The movie, like Roger Christian's drab direction, is as ugly as the Psychlodian males--glowering, humorless, clumsily rendered with a color scheme that screams bruised and abused. And seemingly, the cheesy sets were built without research: The rebels visit Washington to do a little research at the Library of Congress, only that august structure has sprouted a new dome and looks suspiciously like the Capitol.
Travolta, whose hubris propelled the project, is godawful, prancing around like a peacock at an egg roll. On the chunky side of late, he would have been better off battling girth than Earth. His co-star Pepper, a slip of a lad, seems a bit dreamy, but if anybody escapes unscathed here, it's him. Of course, that's like saying, "The hog slop sure was good. Please, sir, may I have more?"

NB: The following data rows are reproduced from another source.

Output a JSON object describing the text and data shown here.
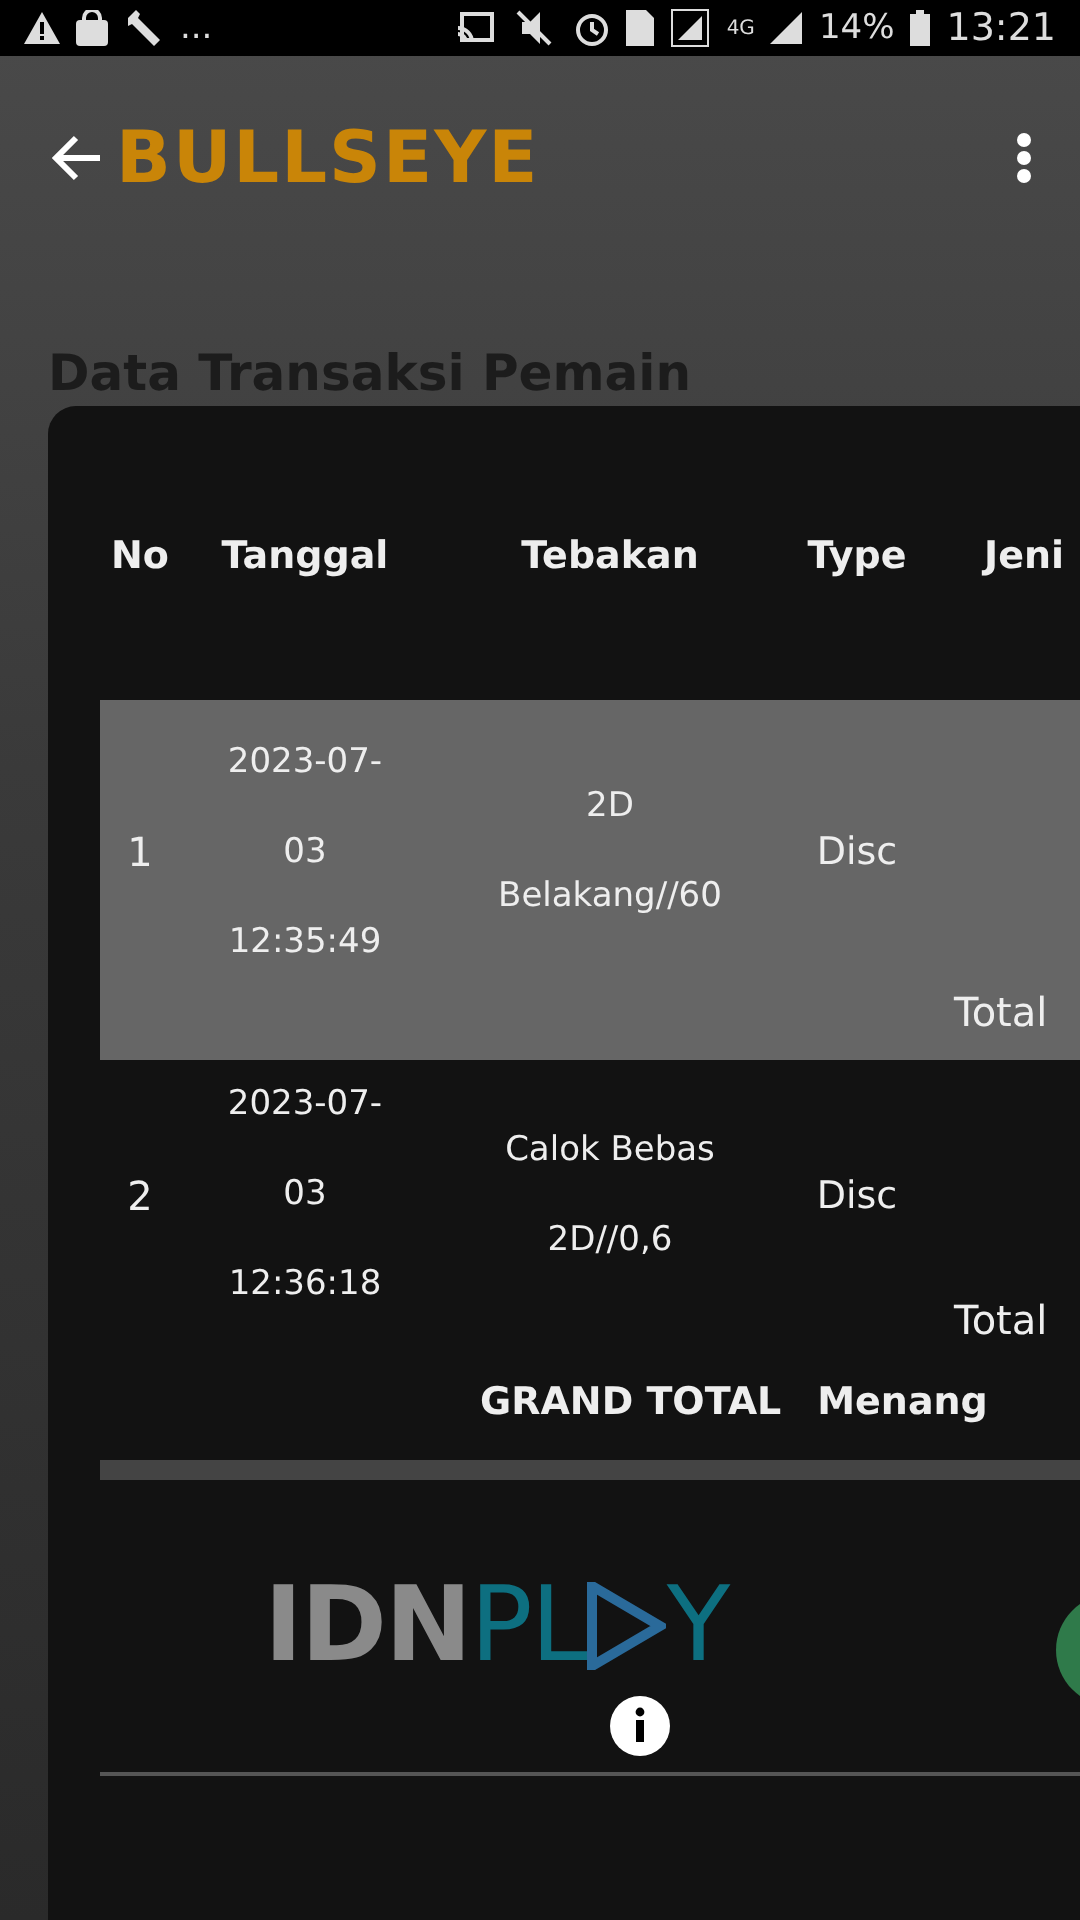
{
  "status_bar": {
    "left_more": "...",
    "network": "4G",
    "battery": "14%",
    "time": "13:21"
  },
  "app_bar": {
    "logo": "BULLSEYE"
  },
  "page_title": "Data Transaksi Pemain",
  "table": {
    "columns": [
      "No",
      "Tanggal",
      "Tebakan",
      "Type",
      "Jeni"
    ],
    "rows": [
      {
        "no": "1",
        "date": "2023-07-03 12:35:49",
        "guess": "2D Belakang//60",
        "type": "Disc",
        "total_label": "Total",
        "selected": true
      },
      {
        "no": "2",
        "date": "2023-07-03 12:36:18",
        "guess": "Calok Bebas 2D//0,6",
        "type": "Disc",
        "total_label": "Total",
        "selected": false
      }
    ],
    "grand_total": {
      "label": "GRAND TOTAL",
      "column_2": "Menang"
    }
  },
  "footer": {
    "logo": {
      "part_1": "IDN",
      "part_2": "PL",
      "part_3": "Y"
    }
  }
}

If "Battlefield Earth," which is less sophisticated than most Saturday morning cartoons, is about anything, it's Hubbard's paranoia--that he was being watched, lied to and spied upon and that some psychiatrist might one day be able to say, "Honey, I shrunk L. Ron Hubbard's head." Judging by this yarn, he didn't really need a doc. His head seems to have shrunk all by itself.
Battlefield Earth (117 minutes, at area theaters) is rated PG-13 for violence and adult themes.